Overstretching is a result of using excessive retraction, particularly with angled retractors, in order to visualize deeper into the anal canal. A nasal speculum can be used instead to gently visualize the dentate line.11 The transanal pullthrough avoids entry into the abdomen, but some studies suggest that doing the dissection completely through the anal canal results in excessive stretching of the sphincter muscles in orders to gain adequate visualization of the dissection.27 It is important to ensure that the dissection is done outside of the anus with downward traction rather than reaching up into the pelvis with anal retraction. If the transition zone is thought to be above the peritoneal reflection, or the child is older, and thus larger, it may be difficult to do the entire pullthrough transanally without going into the abdomen. A combined approach, using a laparoscopic mobilization down to the pelvic floor, will limit the amount of transanal dissection needed and avoid potential damage to the sphincter muscles.

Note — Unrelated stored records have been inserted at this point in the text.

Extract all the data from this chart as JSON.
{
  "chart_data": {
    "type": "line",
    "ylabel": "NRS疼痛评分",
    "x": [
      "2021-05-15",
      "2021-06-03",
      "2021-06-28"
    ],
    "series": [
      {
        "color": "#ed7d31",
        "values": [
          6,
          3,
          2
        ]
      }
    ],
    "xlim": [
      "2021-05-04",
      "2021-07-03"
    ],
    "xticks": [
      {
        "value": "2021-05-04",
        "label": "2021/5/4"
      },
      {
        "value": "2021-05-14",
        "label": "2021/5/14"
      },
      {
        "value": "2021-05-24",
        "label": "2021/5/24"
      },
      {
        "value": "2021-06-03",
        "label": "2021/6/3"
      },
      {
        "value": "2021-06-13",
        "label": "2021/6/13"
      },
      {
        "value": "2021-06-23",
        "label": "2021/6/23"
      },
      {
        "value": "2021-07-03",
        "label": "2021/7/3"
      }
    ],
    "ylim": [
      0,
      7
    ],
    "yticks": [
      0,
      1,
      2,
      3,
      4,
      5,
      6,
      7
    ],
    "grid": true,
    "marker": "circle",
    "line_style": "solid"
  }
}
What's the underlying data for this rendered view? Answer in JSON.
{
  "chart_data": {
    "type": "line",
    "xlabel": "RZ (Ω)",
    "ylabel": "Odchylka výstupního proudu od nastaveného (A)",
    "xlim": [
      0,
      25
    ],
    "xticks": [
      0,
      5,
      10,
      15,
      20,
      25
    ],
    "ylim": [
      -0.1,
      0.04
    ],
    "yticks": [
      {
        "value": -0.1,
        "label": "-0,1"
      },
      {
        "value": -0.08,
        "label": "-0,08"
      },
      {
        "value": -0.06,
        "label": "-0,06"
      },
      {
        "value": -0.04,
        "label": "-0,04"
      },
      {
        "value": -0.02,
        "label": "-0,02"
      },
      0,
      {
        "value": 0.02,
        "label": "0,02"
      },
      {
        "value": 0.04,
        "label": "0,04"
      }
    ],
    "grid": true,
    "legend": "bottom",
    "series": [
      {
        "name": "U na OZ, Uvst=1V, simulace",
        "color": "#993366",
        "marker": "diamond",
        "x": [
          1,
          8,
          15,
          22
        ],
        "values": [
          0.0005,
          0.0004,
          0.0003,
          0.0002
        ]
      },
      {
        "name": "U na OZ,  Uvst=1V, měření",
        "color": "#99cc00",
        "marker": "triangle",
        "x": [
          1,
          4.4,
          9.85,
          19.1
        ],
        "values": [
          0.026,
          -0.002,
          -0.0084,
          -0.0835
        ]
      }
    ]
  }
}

Postoperatively, damage to the sphincter muscles can be noted on EUA, with identification of a patulous anal opening. EUA is also helpful to assess the quality of the dentate line. Awake anorectal manometry is a more accurate way to assess the sphincter pressure.28 A technique for reconstructing the sphincter muscles has been described, with encouraging early improvement in bowel control.29 30 This can be done after primary pullthrough or during redo pullthrough, where there is increased risk of sphincter injury and stretching.

Conclusion

Careful consideration to the technical pitfalls described above can avoid early and late postoperative complications after pullthrough surgery.